Gefährlicher Schulbesuch

Erstmals ist durch Hamburgs zentrales Schülerregister ein Kind ohne Papiere aufgefallen. Nun droht die Abschiebung. Flüchtlingshelfer und die Grünen hatten das Register wegen solcher Fälle kritisiert

„Das Schülerregister dient den Behörden zum Aussieben von papierlosen Kindern aus der Schule“

VON KÜBRA YÜCEL

Jetzt ist in Hamburg eingetroffen, was 2005 befürchtet wurde: Erstmals ist ein Kind ohne gültige Papiere durch das neue zentrale Schülerregister aufgefallen. Nach Angaben der kirchlichen Initiative „Fluchtpunkt“ handelt es sich hierbei um eine 15-jährige Südamerikanerin, die seit ihrem vierten Lebensjahr in Deutschland lebt. Ihr und ihrer Mutter droht nun die Abschiebung.

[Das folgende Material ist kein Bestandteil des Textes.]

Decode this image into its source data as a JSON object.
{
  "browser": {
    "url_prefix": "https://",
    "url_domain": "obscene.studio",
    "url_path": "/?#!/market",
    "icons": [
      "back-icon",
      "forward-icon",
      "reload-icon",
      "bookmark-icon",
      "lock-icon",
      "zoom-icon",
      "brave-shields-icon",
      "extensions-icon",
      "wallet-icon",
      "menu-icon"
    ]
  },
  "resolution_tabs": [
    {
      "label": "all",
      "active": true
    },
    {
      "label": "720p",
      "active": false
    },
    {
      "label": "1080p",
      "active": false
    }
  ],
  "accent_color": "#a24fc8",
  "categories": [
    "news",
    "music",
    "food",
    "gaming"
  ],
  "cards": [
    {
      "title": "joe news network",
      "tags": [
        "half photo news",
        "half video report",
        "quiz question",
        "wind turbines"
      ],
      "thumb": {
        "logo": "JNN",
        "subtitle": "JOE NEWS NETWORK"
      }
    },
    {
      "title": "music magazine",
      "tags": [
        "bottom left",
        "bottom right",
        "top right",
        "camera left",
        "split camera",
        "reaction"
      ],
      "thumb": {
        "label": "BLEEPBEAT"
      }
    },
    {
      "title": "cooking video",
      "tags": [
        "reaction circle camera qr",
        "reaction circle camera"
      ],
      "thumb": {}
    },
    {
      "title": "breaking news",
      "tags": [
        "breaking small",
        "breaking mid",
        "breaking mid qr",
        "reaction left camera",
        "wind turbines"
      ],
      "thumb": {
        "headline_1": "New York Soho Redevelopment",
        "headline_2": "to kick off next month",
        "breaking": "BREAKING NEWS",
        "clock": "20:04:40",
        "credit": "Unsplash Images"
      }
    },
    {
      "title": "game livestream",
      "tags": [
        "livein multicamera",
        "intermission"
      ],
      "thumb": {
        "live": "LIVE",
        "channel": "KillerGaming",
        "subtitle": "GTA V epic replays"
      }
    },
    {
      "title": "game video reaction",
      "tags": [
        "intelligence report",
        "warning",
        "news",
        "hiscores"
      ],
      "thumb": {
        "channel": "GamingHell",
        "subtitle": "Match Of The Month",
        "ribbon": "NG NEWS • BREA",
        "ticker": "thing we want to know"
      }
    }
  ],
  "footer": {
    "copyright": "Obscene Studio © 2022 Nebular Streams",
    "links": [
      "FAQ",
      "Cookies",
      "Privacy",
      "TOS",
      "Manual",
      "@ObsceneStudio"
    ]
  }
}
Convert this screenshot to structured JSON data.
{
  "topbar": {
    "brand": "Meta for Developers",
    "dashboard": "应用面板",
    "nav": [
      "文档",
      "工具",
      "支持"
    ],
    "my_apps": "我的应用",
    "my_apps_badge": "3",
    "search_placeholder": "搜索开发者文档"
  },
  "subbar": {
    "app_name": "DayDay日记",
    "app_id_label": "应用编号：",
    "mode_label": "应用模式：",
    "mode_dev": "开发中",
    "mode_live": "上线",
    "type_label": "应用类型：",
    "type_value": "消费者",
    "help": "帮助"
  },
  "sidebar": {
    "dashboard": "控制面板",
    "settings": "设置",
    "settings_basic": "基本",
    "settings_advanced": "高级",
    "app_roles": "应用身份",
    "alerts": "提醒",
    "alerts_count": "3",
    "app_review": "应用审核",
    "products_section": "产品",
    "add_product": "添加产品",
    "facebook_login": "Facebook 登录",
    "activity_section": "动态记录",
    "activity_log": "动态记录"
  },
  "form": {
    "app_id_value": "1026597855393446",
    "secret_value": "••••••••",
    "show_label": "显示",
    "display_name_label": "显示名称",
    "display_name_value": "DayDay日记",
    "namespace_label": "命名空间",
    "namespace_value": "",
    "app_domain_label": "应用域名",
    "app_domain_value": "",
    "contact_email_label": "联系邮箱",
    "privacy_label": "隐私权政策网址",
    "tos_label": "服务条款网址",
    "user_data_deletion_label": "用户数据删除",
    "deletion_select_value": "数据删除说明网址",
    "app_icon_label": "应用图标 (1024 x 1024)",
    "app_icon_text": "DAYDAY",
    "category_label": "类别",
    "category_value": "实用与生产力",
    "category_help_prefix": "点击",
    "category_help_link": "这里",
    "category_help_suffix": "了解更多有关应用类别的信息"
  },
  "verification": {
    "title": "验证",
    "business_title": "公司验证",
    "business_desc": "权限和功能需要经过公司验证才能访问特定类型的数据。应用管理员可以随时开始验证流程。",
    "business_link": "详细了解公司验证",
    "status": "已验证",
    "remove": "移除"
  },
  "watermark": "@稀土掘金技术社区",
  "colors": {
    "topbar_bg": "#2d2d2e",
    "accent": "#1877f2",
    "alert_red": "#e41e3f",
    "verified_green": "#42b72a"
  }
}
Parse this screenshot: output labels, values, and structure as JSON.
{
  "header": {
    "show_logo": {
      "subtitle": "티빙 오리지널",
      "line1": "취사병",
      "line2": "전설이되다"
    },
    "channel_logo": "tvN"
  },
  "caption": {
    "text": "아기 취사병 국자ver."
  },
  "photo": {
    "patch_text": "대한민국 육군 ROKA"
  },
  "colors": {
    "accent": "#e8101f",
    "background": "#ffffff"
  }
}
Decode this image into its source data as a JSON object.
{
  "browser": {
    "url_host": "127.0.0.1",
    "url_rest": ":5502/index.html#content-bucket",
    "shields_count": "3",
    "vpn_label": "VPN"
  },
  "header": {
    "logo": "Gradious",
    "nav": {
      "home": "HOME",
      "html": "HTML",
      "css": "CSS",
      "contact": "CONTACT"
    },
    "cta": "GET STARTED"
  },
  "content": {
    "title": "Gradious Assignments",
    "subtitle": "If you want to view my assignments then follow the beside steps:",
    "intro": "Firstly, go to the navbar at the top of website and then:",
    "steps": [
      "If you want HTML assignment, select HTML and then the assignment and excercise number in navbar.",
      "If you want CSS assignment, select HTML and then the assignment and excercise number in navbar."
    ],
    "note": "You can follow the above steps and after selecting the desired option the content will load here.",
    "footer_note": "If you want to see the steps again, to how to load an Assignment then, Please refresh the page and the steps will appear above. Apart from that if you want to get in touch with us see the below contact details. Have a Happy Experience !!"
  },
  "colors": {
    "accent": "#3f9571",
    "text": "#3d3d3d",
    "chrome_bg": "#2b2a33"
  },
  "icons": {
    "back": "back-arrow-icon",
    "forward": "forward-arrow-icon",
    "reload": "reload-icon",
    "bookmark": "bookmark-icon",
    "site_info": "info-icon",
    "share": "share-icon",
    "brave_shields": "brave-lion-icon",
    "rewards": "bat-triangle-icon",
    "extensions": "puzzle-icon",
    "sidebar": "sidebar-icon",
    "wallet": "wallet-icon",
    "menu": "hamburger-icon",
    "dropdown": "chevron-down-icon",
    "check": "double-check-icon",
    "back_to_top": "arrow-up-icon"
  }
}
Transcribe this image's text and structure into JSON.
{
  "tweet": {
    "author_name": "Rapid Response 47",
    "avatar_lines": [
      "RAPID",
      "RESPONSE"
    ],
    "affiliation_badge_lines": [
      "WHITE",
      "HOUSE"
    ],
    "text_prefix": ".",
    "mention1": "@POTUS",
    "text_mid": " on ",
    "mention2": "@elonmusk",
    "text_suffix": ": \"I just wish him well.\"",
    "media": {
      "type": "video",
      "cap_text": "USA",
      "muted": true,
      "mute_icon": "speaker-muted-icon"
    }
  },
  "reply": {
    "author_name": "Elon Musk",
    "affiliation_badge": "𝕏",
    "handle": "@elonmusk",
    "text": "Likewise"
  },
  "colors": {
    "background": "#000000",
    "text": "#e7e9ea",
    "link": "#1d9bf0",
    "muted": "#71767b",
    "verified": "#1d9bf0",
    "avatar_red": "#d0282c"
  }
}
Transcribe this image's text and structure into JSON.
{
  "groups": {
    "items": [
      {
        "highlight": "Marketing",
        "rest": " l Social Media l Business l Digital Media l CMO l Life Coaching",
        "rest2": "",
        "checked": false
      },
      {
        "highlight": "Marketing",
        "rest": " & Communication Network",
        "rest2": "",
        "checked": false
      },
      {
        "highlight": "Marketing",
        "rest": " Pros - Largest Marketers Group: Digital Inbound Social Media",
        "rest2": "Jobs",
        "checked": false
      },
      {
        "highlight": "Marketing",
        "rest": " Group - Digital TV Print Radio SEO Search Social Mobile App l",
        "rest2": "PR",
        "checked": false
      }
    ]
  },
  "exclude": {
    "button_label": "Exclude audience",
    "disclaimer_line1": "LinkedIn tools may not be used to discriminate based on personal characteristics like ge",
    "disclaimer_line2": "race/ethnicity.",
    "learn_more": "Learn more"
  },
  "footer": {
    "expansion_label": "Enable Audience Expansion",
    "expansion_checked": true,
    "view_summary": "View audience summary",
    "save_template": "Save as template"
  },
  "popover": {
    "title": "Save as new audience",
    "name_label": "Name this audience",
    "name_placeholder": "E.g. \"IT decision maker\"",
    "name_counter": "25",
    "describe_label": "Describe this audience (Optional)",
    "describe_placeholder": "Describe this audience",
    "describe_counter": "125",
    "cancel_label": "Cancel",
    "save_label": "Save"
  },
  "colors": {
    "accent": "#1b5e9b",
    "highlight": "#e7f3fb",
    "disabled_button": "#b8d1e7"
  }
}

2005 wurde unter dem Motto „Hamburg schützt seine Kinder“ das zentrale Schülerregister eingeführt. Damit reagierte der CDU-geführte Senat auf den Fall Jessica. Die Siebenjährige war jahrelang von ihren Eltern vernachlässigt worden und wurde im März 2005 verhungert aufgefunden. Die Ursache sah die Behörde im Datenmangel, die durch die fehlenden Kommunikation zwischen Meldeamt und Schule entstanden sei. Um künftig Fälle wie Jessica zu vermeiden, führte die damalige Bildungssenatorin Alexandra Dinges-Dierig das zentrale Schülerregister ein. Damit sollte die Schulpflicht in Hamburg lückenlos durchgesetzt werden.

Die damals oppositionelle Grün-Alternative Liste kritisierte das Schülerregister heftig, da auch die Ausländerbehörde Zugriff auf die Daten hätte. Die Grünen befürchteten damit einen Nachteil für Kinder ohne gültige Aufenthaltserlaubnis.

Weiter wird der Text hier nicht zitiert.